Mets manager Mickey Callaway and reliever Jeurys Familia

Mets manager Mickey Callaway and reliever Jeurys Familia high-five after a win against the Cardinals at Citi Field on March 31. Credit: Kathleen Malone-Van Dyke

MILWAUKEE — Mickey Callaway has no qualms with Jeurys Familia as the Mets’ closer.

Familia blew his fourth save of the year — tied for the major-league lead — Wednesday against the Marlins, but remains the Mets’ top bullpen arm and their best option in the ninth inning of close games, Callaway said Thursday.

“He’s been our best reliever. There’s no way around that,” the manager said. “If you look at it, the year he had 51 saves (2016), all of his numbers are way better than that . . . He’s the best version of himself he’s ever been since he’s been pitching.”

Callaway exaggerated just a tad — several of Familia’s numbers this year lag behind the career bests he set in 2015, when he had a mere 43 saves — but the sentiment stands. Familia has bounced back from his suspension and injury-shortened 2017 with a 2.35 ERA and 1.13 WHIP and has been even better than he was in 2016, when he was an All-Star.

But what has not come to fruition are the offseason visions of Familia as the Mets’ primary closer in addition to a floating relief ace, able to pitch the most difficult inning late in the game, be it the ninth or earlier.

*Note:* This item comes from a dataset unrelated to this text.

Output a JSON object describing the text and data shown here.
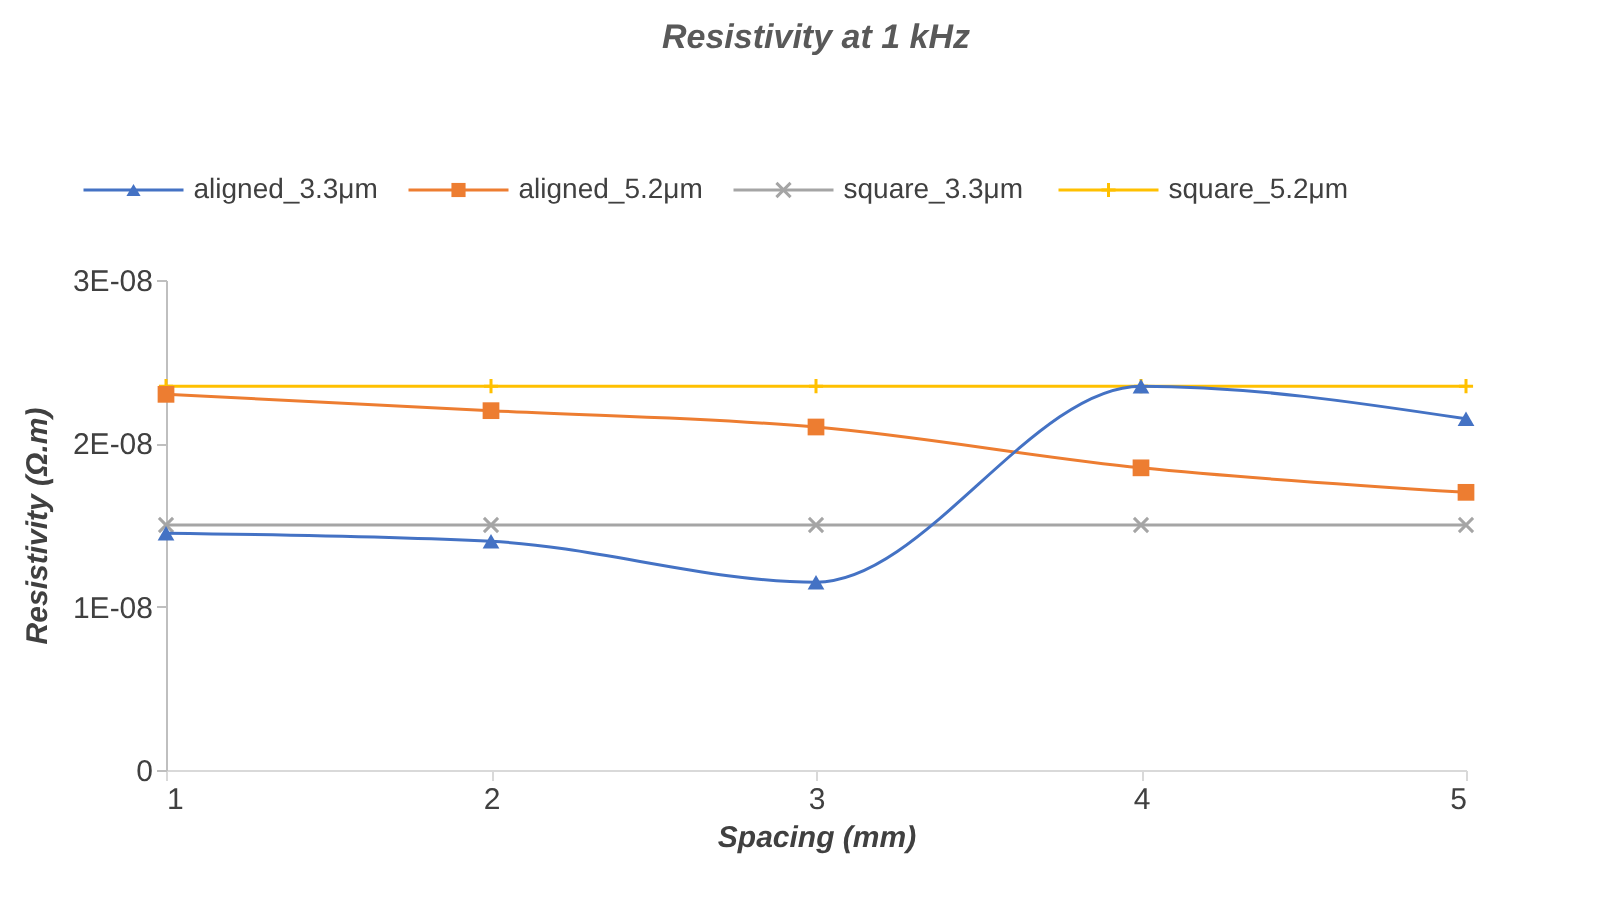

Callaway said he has refrained from deploying Familia in that way for two reasons: The Mets’ converted righthanded starters, Robert Gsellman and Seth Lugo, have been so good. And their big bullpen addition of the offseason, righthander Anthony Swarzak, has been out with a left oblique strain for almost two months.

“We haven’t had any problem getting to save situations, and when we’ve gotten to those save situations, we’ve had our best reliever out there,” Callaway said. “So you can’t ask for a more ideal situation. It’s just, four times it hasn’t worked out.”

Gsellman (2.67 ERA) and Lugo (1.84 ERA, including 0.00 in 15 innings this month) have proved adept at managing the late innings — often for more than one inning per appearance — and have four holds apiece. Callaway trusts them enough in tight spots that he doesn’t need to call on Familia early (minus several instances last month, when Familia entered in the eighth for a save situation of more than three outs).

“Lugo and Gsellman turned out to be a lot better than we ever imagined coming out of the ’pen,” Callaway said.

Swarzak’s absence has been a significant one. Callaway said if Swarzak had been available — and when he is available again, perhaps as soon as next week — it would have allowed him to use Familia earlier if needed and give Swarzak the ninth.

“The one thing you do have to worry about is you can have a [Josh] Hader, but if you don’t have a [Corey] Knebel to finish it you’re in trouble,” Callaway said, referencing two of the Brewers’ late-inning options the Mets might see this weekend. “You can have an Andrew Miller (as the Indians do), but if you don’t have a Cody Allen you’re in trouble. I think that would have allowed us to think about some of that stuff.”

Callaway said the Mets still might move away from Familia’s traditional closer usage this season, though there is value in a pitcher knowing exactly when he will pitch.

Much of these late-inning machinations would be simplified with an extra couple of runs any given night. The Mets’ 4.04 runs per game — 23rd in the majors — don’t allow for much breathing room.

“Every inning we’ve thrown this year has been stressful,” Callaway said. “I’m sure there’s a comfort level for him out there closing. I think the thing that probably isn’t comfortable is that every game we play is a one-run game. That’s just how it is. We have to score more runs.”